Laughing in the Face of Death, How Climate Change Comedy Could Help Us Tackle the Biggest Threat Humanity Has Ever Faced
Climate Change Comedy: According to comedians, social scientists, and environmentalists, bringing some laughter to the push to prevent climate change is something that could be immensely beneficial.
Heavy topics are difficult to talk about.
Environmentalism is a touchy subject. We all are affected directly by climate change in one way or another, yet many of us feel hopeless.
Climate change is a well-known phenomenon. Although most people acknowledge that humans have an outsized role in perpetuating it, only half believe that something can be done about it, according to a 2022 AP-NORC poll.
This is disconcerting because it is necessary for all of us to pull our weight and help out in the ways we can. One way that some comedians, social scientists, and environmentalists say that we can alleviate this inaction is by laughing about it: climate change comedy.
This is how comedians and comedy could be incredibly useful in preventing climate doom and encouraging action to prevent climate change.
Climate Change is Everywhere
Climate change and environmentalism have seeped their way into culture in myriad ways as we increasingly feel its effects. From TV shows casually mentioning the end of the world to more dystopian movies in which climate change is a central plot point.
However, what isn’t being done as much and what many argue should be done more is a more lighthearted and funny approach. Comedy, even about heavy topics such as climate change, can motivate people to act rather than languish in despair.
Caty Borum, a professor at American University and author of “The Revolution Will Be Hilarious: Comedy For Social Change And Civic Power,” said, “Those are routes to persuasion because we’re being entertained and because we’re feeling emotions of play – and this is particularly important for climate change.”
One group is tackling this head-on, The Climate Change Comedy Cohort. Made up of nine comedians, they participated in a nine-month fellowship learning about climate science and solutions and collaborated on new climate-related material. They created shorts, toured together, and pitched ideas to television networks.
Their work is part of a broader effort to bring some laughter to a quite heavy topic. In Los Angeles, a group of comedians put on a show in April called “lol climate change: a show.”
It is common for comedy to come out of tragedy as a coping mechanism and as a form of therapy to help get over the inflicted trauma. Marc Maron’s new special, “From Bleak To Dark,” delves into the death of his partner, Lynne Shelton. In her new special, “Nanette,” Hannah Gadsby talks about her experience of being sexually assaulted.
On stage, Kat Evasco, part of the Climate Change Comedy Cohort, references how gas stoves are bad for the planet. “I am doing my part for climate change. I have never even used my gas stove … since I started that fire.”

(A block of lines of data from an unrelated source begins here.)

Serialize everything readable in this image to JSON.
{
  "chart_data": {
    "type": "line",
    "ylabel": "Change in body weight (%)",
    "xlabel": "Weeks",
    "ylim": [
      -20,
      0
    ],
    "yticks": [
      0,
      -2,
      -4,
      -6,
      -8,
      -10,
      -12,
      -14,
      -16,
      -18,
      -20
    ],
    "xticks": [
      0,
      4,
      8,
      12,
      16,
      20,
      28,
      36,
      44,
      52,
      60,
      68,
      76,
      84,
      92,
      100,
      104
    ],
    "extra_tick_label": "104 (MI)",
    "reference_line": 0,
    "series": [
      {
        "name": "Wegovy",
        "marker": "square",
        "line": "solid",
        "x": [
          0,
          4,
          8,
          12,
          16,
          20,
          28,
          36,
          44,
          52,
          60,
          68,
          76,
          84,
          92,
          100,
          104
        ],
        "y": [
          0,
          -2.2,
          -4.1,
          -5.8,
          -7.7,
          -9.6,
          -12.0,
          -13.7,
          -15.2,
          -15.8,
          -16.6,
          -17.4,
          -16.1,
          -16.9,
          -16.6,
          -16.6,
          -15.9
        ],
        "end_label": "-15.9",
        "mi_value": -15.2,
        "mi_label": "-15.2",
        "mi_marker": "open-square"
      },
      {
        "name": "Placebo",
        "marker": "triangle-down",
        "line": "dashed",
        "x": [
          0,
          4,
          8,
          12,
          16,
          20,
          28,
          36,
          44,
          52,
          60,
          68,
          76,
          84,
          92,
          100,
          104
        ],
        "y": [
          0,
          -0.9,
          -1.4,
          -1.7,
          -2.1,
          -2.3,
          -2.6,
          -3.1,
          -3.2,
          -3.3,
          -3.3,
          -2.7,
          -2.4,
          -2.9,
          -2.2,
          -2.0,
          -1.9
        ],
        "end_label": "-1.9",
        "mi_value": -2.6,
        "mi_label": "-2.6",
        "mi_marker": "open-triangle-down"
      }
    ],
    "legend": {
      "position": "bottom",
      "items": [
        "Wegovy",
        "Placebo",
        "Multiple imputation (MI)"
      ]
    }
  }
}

See also: Climate Change Board Games Inspire Hope.
Truth Is Necessary, but We Can Still Laugh About It
Acknowledging the truth surrounding climate change is important because we are simply deluding ourselves without factual information. However, though the truth is bleak, it doesn’t mean all hope is lost.
Perhaps there will be enduring long-term consequences from the mistakes of our ancestors, but it doesn’t mean that the world will stop turning. And it doesn’t mean we should lie down and wait to die.
Climate change comedy could be an essential tool in alleviating the tragedy climate change has bestowed upon us. And by essentially laughing in the face of existential annihilation, we may very well be equipped to prevent that from happening altogether.